I also want to talk a bit about queries that we had about how TasTAFE staff may be treated as the Government moves towards a different model for the delivery of vocational training through our TAFE. The Greens are not persuaded by the move to - you might not call it privatised, but you are definitely corporatising TasTAFE. We have concerns about whether dedicated people who are working at TasTAFE will be under the State Services Act under state law, state legislation or whether they will be under the Fair Work Act. I recognise that the minister said a decision has not been made yet but those staff who give their working lives to improving the skills, training, and confidence of people who go into TasTAFE need some certainty.
All we have had to date has been that narrow mention in the PESRAC report which we are all sure came from Don Challen. There has been no sound argument put yet for why you would so dramatically change TasTAFE from what it is now.
We are very concerned about the loss of diversity of courses. It will be about making money and breaking even. We are very worried that some of that rich diversity of courses which is available at TasTAFE will no longer be available because they will not be industry led or money making ventures.

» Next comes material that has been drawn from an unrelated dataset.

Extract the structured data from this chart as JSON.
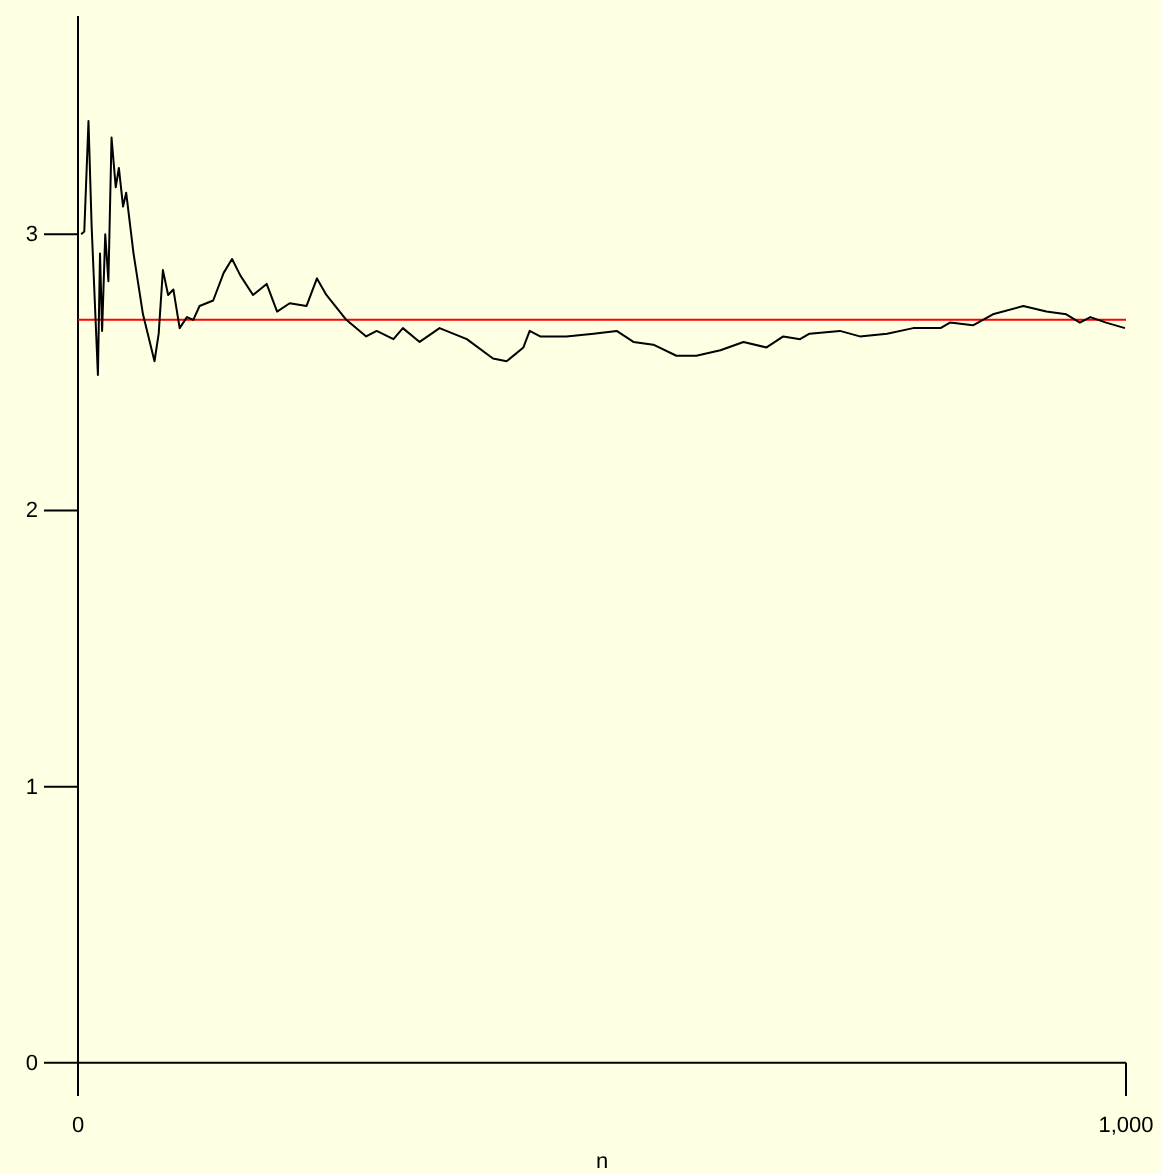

Mr Chair, I am going to get up in the adjournment shortly and deal with Mr Ellis's incredibly insulting statement about children and young people. Mr Ellis seems to take the view that children are ignorant, they lack capacity for independent thought. That is what he was saying before when he stood up, when he was accusing the Greens of frightening children and feeding them false information, when he is accusing scientists like the 11 000 who signed onto a climate emergency declaration, of scaring children. What scares children is people like Mr Ellis.